Painting the inside of the honeycombs torrid red and then doing the outline in PBM.

Discuss....


----------



## FastFrank (Jun 12, 2009)

So you blacked out your car and now you want to add some red? Sorry, but this was the first thing that came to mind...










I'm not saying whether it would look good or bat:rofl:


----------



## jpalamar (Jul 22, 2008)

FastFrank said:


> So you blacked out your car and now you want to add some red? Sorry, but this was the first thing that came to mind...
> 
> 
> 
> ...


I didn't like the red tails or silver badges. I'm a PBM on red so I figured I would add some color.


----------



## GTOJer (Oct 20, 2006)

FastFrank said:


> So you blacked out your car and now you want to add some red? Sorry, but this was the first thing that came to mind...
> 
> 
> 
> ...


Nice call....


----------



## svede1212 (Nov 1, 2005)

if you have to ask it probably is....


----------



## FastFrank (Jun 12, 2009)

jpalamar said:


> I didn't like the red tails or silver badges. I'm a PBM on red so I figured I would add some color.

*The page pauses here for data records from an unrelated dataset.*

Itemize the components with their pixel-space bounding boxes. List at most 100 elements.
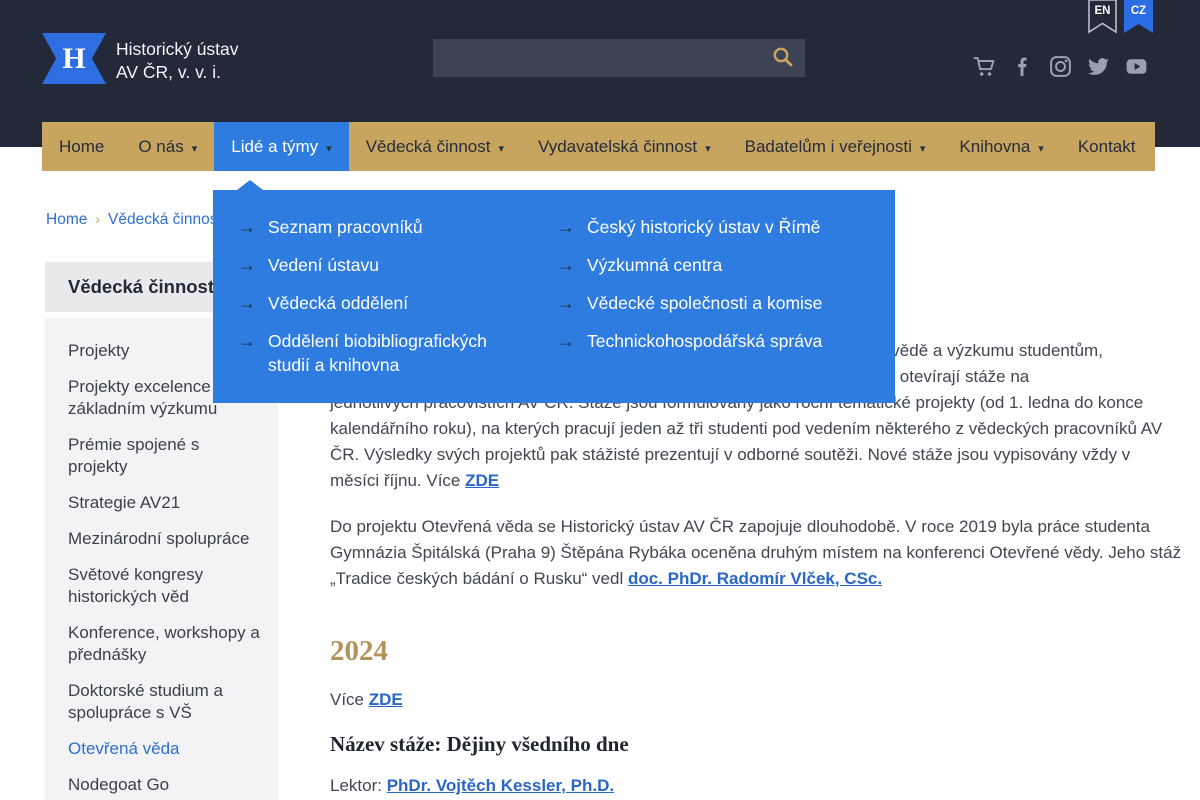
nav-item-o-nas[interactable]: O nás <box>121 122 214 171</box>
paragraph-line: měsíci říjnu. Více ZDE <box>330 468 1160 494</box>
nav-item-kontakt[interactable]: Kontakt <box>1061 122 1153 171</box>
sidebar-item-konference[interactable]: Konference, workshopy a přednášky <box>68 622 260 666</box>
nav-item-badatelum-i-verejnosti[interactable]: Badatelům i veřejnosti <box>728 122 943 171</box>
nav-label: Vědecká činnost <box>366 137 491 157</box>
year-heading: 2024 <box>330 634 1160 668</box>
nav-item-lide-a-tymy[interactable]: Lidé a týmy <box>214 122 348 171</box>
chevron-down-icon <box>1038 137 1044 157</box>
dropdown-label: Vědecké společnosti a komise <box>587 291 822 315</box>
chevron-down-icon <box>192 137 198 157</box>
breadcrumb-home-link[interactable]: Home <box>46 211 87 228</box>
main-content: Projekt Otevřená věda Akademie věd ČR na… <box>330 338 1160 799</box>
search-icon <box>771 57 795 72</box>
nav-item-vedecka-cinnost[interactable]: Vědecká činnost <box>349 122 521 171</box>
dropdown-label: Technickohospodářská správa <box>587 329 822 353</box>
radomir-vlcek-link[interactable]: doc. PhDr. Radomír Vlček, CSc. <box>628 569 882 588</box>
paragraph-line: Gymnázia Špitálská (Praha 9) Štěpána Ryb… <box>330 540 1160 566</box>
language-switch-cz[interactable]: CZ <box>1124 0 1153 34</box>
sidebar-item-otevrena-veda[interactable]: Otevřená věda <box>68 738 260 760</box>
nav-label: Home <box>59 137 104 157</box>
sidebar-item-premie[interactable]: Prémie spojené s projekty <box>68 434 260 478</box>
org-name: Historický ústav AV ČR, v. v. i. <box>116 38 239 84</box>
org-name-line1: Historický ústav <box>116 38 239 61</box>
dropdown-item-technickohospodarska-sprava[interactable]: Technickohospodářská správa <box>557 329 877 353</box>
nav-item-knihovna[interactable]: Knihovna <box>942 122 1060 171</box>
dropdown-item-oddeleni-biobibliografickych-studii[interactable]: Oddělení biobibliografických studií a kn… <box>238 329 557 377</box>
search-bar <box>433 39 805 77</box>
language-en-label: EN <box>1095 5 1111 34</box>
main-navigation: Home O nás Lidé a týmy Vědecká činnost V… <box>42 122 1155 171</box>
paragraph-2: Do projektu Otevřená věda se Historický … <box>330 514 1160 592</box>
social-links <box>972 54 1149 79</box>
dropdown-item-cesky-historicky-ustav-v-rime[interactable]: Český historický ústav v Římě <box>557 215 877 239</box>
chevron-down-icon <box>326 137 332 157</box>
more-line: Více ZDE <box>330 687 1160 713</box>
facebook-icon[interactable] <box>1010 54 1035 79</box>
sidebar-item-mezinarodni-spoluprace[interactable]: Mezinárodní spolupráce <box>68 528 260 550</box>
sidebar-item-nodegoat-go[interactable]: Nodegoat Go <box>68 774 260 796</box>
paragraph-line: Do projektu Otevřená věda se Historický … <box>330 514 1160 540</box>
twitter-icon[interactable] <box>1086 54 1111 79</box>
youtube-icon[interactable] <box>1124 54 1149 79</box>
arrow-right-icon <box>238 253 268 277</box>
more-label: Více <box>330 690 369 709</box>
dropdown-label: Oddělení biobibliografických studií a kn… <box>268 329 533 377</box>
nav-label: Vydavatelská činnost <box>538 137 697 157</box>
paragraph-text: „Tradice českých bádání o Rusku“ vedl <box>330 569 628 588</box>
instagram-icon[interactable] <box>1048 54 1073 79</box>
dropdown-label: Vedení ústavu <box>268 253 379 277</box>
vojtech-kessler-link[interactable]: PhDr. Vojtěch Kessler, Ph.D. <box>387 776 614 795</box>
dropdown-item-vyzkumna-centra[interactable]: Výzkumná centra <box>557 253 877 277</box>
dropdown-item-seznam-pracovniku[interactable]: Seznam pracovníků <box>238 215 557 239</box>
arrow-right-icon <box>238 329 268 377</box>
paragraph-line: „Tradice českých bádání o Rusku“ vedl do… <box>330 566 1160 592</box>
language-switch-en[interactable]: EN <box>1088 0 1117 34</box>
zde-link-1[interactable]: ZDE <box>465 471 499 490</box>
chevron-down-icon <box>920 137 926 157</box>
arrow-right-icon <box>557 291 587 315</box>
internship-title: Název stáže: Dějiny všedního dne <box>330 731 1160 757</box>
cart-icon[interactable] <box>972 54 997 79</box>
dropdown-item-vedeni-ustavu[interactable]: Vedení ústavu <box>238 253 557 277</box>
arrow-right-icon <box>238 291 268 315</box>
nav-item-vydavatelska-cinnost[interactable]: Vydavatelská činnost <box>521 122 728 171</box>
arrow-right-icon <box>557 329 587 353</box>
nav-label: O nás <box>138 137 183 157</box>
nav-label: Kontakt <box>1078 137 1136 157</box>
dropdown-label: Seznam pracovníků <box>268 215 423 239</box>
dropdown-item-vedecke-spolecnosti-a-komise[interactable]: Vědecké společnosti a komise <box>557 291 877 315</box>
sidebar-item-doktorske-studium[interactable]: Doktorské studium a spolupráce s VŠ <box>68 680 260 724</box>
nav-label: Knihovna <box>959 137 1030 157</box>
nav-label: Lidé a týmy <box>231 137 318 157</box>
paragraph-text: měsíci říjnu. Více <box>330 471 465 490</box>
arrow-right-icon <box>557 253 587 277</box>
nav-item-home[interactable]: Home <box>42 122 121 171</box>
dropdown-item-vedecka-oddeleni[interactable]: Vědecká oddělení <box>238 291 557 315</box>
dropdown-label: Český historický ústav v Římě <box>587 215 820 239</box>
dropdown-column-2: Český historický ústav v Římě Výzkumná c… <box>557 215 877 403</box>
arrow-right-icon <box>557 215 587 239</box>
org-name-line2: AV ČR, v. v. i. <box>116 61 239 84</box>
search-button[interactable] <box>769 45 797 71</box>
breadcrumb-section-link[interactable]: Vědecká činnost <box>108 211 222 228</box>
chevron-down-icon <box>705 137 711 157</box>
language-cz-label: CZ <box>1131 5 1146 34</box>
dropdown-label: Výzkumná centra <box>587 253 722 277</box>
breadcrumb: Home › Vědecká činnost <box>46 211 222 229</box>
zde-link-2[interactable]: ZDE <box>369 690 403 709</box>
arrow-right-icon <box>238 215 268 239</box>
paragraph-line: kalendářního roku), na kterých pracují j… <box>330 416 1160 442</box>
sidebar-item-svetove-kongresy[interactable]: Světové kongresy historických věd <box>68 564 260 608</box>
institute-logo[interactable]: H <box>42 33 106 84</box>
sidebar-item-strategie-av21[interactable]: Strategie AV21 <box>68 492 260 514</box>
breadcrumb-separator-icon: › <box>95 211 100 227</box>
dropdown-label: Vědecká oddělení <box>268 291 408 315</box>
lecturer-line: Lektor: PhDr. Vojtěch Kessler, Ph.D. <box>330 773 1160 799</box>
logo-letter: H <box>62 42 85 76</box>
dropdown-column-1: Seznam pracovníků Vedení ústavu Vědecká … <box>238 215 557 403</box>
search-input[interactable] <box>433 39 805 77</box>
lecturer-label: Lektor: <box>330 776 387 795</box>
paragraph-line: ČR. Výsledky svých projektů pak stážisté… <box>330 442 1160 468</box>
nav-label: Badatelům i veřejnosti <box>745 137 912 157</box>
dropdown-menu-lide-a-tymy: Seznam pracovníků Vedení ústavu Vědecká … <box>213 190 895 403</box>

I really like the blacked out look you've got going on. I'd leave the grille alone if I were you. Paint your calipers red if you want a splash of color.


----------



## crustysack (Oct 5, 2008)

saw this on the net- looks pretty mean


----------



## EEZ GOAT (Jul 9, 2005)

crustysack said:


> saw this on the net- looks pretty mean


now thats freaking hoooooooooooooT. or get some pin stripe red tires or red brake cals.


----------



## 68greengoat (Sep 15, 2005)

crustysack said:


> saw this on the net- looks pretty mean


Now that looks a little too "ricey" for my taste. The blackout with red calipers idea sounds pretty good....


----------



## batmans (Aug 16, 2007)

Lemme define rice:

1. u follow instead of lead
2. function follows form


----------



## GM4life (Mar 18, 2007)

Humm, I don't know. I think I would leave the grills alone.


----------



## jpalamar (Jul 22, 2008)

batmans said:


> Lemme define rice:
> 
> 1. u follow instead of lead
> 2. function follows form


If this is true, then all LS2 goats would be rice. IE the fake hood.


----------



## batmans (Aug 16, 2007)

jpalamar said:


> If this is true, then all LS2 goats would be rice. IE the fake hood.


Not really.

Although the scoops don't offer RAM AIR, it does allow the heat to escape more easily.

In my case it helps cool down the Maggie......


----------



## MJGTOWISH (Jun 15, 2006)

batmans said:


> Not really.
> 
> Although the scoops don't offer RAM AIR, it does allow the heat to escape more easily.
> 
> In my case it helps cool down the Maggie......


But the plastic side vents on a dodge nitro....


----------



## nfarthing03 (Jul 26, 2009)

were you thinkin something similar to this?


----------



## MJGTOWISH (Jun 15, 2006)

I WANT THAT SO BAD TO BE AN WALLPAPER, PLZ WASH RINSE AND REPEAT !!!!!


----------